Canadian Patent No. 2,325,777 (Gutek et al.) describes a Combined Steam and Vapor Extraction Process (SAVEX) to recover hydrocarbons. First, steam is injected into an upper horizontal well until the upper surface of the steam chamber is located approximately 25% to 75% of the distance from the injection well to the top of the reservoir or the recovery rate of hydrocarbons from the reservoir is approximately 25 to 75% of the peak rate predicted for SAGD. Thereafter, a viscosity-reducing solvent is injected that is capable of existing in vapour form in the chamber to mobilize and recover an additional fraction of hydrocarbons.

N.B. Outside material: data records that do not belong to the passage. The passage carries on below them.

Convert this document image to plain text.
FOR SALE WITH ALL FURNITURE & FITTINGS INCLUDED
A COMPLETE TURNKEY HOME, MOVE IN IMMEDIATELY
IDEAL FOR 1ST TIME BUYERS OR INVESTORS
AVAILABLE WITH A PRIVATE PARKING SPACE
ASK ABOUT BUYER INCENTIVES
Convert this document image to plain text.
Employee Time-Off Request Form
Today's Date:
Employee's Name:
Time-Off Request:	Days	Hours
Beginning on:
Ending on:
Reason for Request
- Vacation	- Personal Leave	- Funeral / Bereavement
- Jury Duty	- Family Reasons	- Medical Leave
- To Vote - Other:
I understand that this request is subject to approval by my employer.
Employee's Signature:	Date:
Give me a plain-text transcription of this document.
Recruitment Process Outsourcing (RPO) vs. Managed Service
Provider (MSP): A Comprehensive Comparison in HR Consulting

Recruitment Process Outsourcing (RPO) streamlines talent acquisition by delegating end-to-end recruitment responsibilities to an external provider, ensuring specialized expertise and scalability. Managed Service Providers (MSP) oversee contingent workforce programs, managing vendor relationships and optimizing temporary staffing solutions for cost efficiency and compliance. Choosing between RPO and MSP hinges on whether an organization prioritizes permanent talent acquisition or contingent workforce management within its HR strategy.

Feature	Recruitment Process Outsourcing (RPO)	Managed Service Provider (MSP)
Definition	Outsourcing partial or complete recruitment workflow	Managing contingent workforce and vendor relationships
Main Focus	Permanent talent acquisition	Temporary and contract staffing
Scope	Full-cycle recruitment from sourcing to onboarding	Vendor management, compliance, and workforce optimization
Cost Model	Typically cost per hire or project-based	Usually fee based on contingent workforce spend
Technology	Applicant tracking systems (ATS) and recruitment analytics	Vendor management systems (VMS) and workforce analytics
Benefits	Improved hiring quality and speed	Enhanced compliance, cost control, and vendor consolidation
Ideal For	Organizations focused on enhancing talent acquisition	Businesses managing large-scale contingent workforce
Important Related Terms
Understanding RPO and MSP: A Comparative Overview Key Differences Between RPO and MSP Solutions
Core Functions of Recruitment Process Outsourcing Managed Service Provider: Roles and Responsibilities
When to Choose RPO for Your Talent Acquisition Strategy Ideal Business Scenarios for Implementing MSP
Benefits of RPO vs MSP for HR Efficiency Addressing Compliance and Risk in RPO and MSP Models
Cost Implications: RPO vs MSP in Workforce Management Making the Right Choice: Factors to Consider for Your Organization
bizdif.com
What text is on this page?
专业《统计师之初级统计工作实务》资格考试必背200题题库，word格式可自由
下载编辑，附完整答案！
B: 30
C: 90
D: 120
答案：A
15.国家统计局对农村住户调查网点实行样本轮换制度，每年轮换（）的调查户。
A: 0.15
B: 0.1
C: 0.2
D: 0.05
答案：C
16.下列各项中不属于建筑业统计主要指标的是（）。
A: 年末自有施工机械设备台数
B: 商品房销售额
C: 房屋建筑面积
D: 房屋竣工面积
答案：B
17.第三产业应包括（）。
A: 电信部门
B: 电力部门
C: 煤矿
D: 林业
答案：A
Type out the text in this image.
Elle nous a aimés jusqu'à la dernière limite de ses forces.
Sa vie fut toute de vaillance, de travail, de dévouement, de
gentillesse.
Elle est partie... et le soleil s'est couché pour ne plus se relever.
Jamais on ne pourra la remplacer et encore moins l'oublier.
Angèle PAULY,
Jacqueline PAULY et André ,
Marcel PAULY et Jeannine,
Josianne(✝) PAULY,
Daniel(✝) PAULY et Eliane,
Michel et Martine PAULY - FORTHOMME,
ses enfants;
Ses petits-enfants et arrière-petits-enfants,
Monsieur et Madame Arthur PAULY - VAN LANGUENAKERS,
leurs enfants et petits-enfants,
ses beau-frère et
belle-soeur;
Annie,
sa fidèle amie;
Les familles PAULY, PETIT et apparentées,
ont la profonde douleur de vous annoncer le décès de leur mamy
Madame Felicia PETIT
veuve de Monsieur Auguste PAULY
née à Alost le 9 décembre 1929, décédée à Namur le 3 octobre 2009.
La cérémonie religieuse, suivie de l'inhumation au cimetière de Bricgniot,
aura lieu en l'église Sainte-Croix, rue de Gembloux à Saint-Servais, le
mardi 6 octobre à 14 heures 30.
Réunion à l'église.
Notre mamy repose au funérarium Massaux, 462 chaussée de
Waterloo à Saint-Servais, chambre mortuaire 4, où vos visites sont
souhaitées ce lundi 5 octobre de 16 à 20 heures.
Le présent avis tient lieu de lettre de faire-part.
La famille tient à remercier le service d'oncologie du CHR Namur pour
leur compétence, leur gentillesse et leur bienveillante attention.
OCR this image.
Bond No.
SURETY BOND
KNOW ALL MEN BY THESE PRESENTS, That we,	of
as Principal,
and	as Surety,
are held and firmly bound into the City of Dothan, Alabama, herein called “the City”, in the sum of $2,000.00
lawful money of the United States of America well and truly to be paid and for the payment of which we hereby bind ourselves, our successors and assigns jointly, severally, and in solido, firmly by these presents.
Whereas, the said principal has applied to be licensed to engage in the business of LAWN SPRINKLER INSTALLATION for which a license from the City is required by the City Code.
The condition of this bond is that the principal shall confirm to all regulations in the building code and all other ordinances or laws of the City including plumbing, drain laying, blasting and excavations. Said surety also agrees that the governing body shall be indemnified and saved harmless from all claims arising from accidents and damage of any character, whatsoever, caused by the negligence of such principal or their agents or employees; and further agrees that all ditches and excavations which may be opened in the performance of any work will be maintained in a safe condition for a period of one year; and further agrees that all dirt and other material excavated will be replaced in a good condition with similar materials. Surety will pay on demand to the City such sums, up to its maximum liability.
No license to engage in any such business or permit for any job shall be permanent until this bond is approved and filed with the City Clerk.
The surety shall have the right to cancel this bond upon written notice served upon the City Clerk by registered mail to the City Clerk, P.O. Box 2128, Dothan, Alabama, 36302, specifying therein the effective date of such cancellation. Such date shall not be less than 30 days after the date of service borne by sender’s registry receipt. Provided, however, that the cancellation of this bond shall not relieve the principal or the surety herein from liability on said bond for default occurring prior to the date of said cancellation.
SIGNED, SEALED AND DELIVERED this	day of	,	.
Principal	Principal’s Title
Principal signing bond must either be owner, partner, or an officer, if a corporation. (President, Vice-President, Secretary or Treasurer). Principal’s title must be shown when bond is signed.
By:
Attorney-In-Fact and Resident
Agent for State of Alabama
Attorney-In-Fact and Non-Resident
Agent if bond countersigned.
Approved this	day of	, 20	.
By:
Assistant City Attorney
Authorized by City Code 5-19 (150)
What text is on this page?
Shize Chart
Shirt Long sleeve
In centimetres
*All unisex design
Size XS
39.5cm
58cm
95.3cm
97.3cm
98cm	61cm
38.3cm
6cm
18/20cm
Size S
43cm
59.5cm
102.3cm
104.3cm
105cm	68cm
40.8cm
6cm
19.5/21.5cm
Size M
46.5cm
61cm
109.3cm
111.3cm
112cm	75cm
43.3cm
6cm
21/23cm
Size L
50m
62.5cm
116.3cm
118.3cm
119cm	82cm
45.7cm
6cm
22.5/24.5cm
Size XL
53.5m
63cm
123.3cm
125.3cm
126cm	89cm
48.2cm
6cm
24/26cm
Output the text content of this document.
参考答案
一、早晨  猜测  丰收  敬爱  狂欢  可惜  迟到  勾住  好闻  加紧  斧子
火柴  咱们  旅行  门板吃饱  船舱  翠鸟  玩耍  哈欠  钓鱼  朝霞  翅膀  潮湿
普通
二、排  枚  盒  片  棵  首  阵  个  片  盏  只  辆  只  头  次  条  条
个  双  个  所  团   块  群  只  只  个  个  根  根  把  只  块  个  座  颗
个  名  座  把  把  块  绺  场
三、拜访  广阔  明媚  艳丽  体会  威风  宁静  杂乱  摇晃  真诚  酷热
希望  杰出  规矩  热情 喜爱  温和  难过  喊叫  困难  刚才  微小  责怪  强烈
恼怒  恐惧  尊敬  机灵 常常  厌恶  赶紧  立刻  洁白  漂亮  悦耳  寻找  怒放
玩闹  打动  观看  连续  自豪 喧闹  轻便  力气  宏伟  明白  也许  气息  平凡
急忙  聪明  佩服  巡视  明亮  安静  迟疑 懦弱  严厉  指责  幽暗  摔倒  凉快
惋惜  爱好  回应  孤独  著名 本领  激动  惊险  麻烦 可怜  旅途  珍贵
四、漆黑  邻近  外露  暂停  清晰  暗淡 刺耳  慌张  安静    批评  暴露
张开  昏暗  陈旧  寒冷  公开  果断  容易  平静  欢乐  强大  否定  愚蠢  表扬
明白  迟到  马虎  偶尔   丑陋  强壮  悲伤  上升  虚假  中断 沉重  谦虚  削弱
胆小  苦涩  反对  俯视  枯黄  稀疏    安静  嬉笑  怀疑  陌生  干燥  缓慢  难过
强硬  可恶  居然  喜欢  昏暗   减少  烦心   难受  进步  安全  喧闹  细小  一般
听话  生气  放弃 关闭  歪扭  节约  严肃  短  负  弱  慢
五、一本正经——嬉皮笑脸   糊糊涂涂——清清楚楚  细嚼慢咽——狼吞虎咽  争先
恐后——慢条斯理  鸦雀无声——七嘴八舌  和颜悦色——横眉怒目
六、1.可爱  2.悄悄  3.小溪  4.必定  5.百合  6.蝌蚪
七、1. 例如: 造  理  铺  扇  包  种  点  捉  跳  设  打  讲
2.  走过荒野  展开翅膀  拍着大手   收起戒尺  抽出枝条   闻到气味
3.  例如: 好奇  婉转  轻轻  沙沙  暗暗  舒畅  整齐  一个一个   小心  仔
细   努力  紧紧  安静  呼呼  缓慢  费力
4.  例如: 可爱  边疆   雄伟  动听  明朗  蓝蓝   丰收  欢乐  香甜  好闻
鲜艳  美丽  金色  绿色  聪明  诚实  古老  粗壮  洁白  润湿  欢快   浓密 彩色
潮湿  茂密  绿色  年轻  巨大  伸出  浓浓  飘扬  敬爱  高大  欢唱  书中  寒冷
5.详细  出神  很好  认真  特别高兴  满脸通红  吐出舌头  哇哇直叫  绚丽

Canadian Patent Application No. 2,391,721 (Nasr) describes an additional process for recovering hydrocarbons. A heated fluid composition (steam and/or hot water and a solvent) is injected into the formation. Suitable solvents include C1 to C30 hydrocarbons, carbon dioxide; carbon monoxide and associated combinations. The heated injection fluid composition has initially a steam+water-to-solvent volume ratio greater than or about 1. The steam+water-to-solvent volume ratio is subsequently reduced, at least once, to a different steam+water-to-solvent volume ratio which is still greater than or equal to about 1. The injected volume ratio of steam+liquid water-to-solvent is reduced as the process evolves. This process is referred to as Tapered Steam and Solvent-SAGD (TSS-SAGD). The same solvent is used throughout the process, only the ratio of water to solvent is altered as production progresses.
Das et al. (Paper 2004-264, CIPC Conference, Calgary, Canada, 2004) discuss the effect of solvent concentration on bitumen production in ES-SAGD and show through a simulation study that solvent concentrations in the injected stream greater than 15% volume of steam (CWE) give a marginal enhancement of process performance.
Despite the numerous attempts to recover bitumen and heavy oil in situ, as described above, there remains a need for a more cost-effective in situ bitumen extraction method. It is, therefore, desirable to provide a method capable of increasing the quantity of bitumen produced from a reservoir, or demonstrating an ability to remove bitumen more economically than is presently known. Accordingly, this invention satisfies this desire.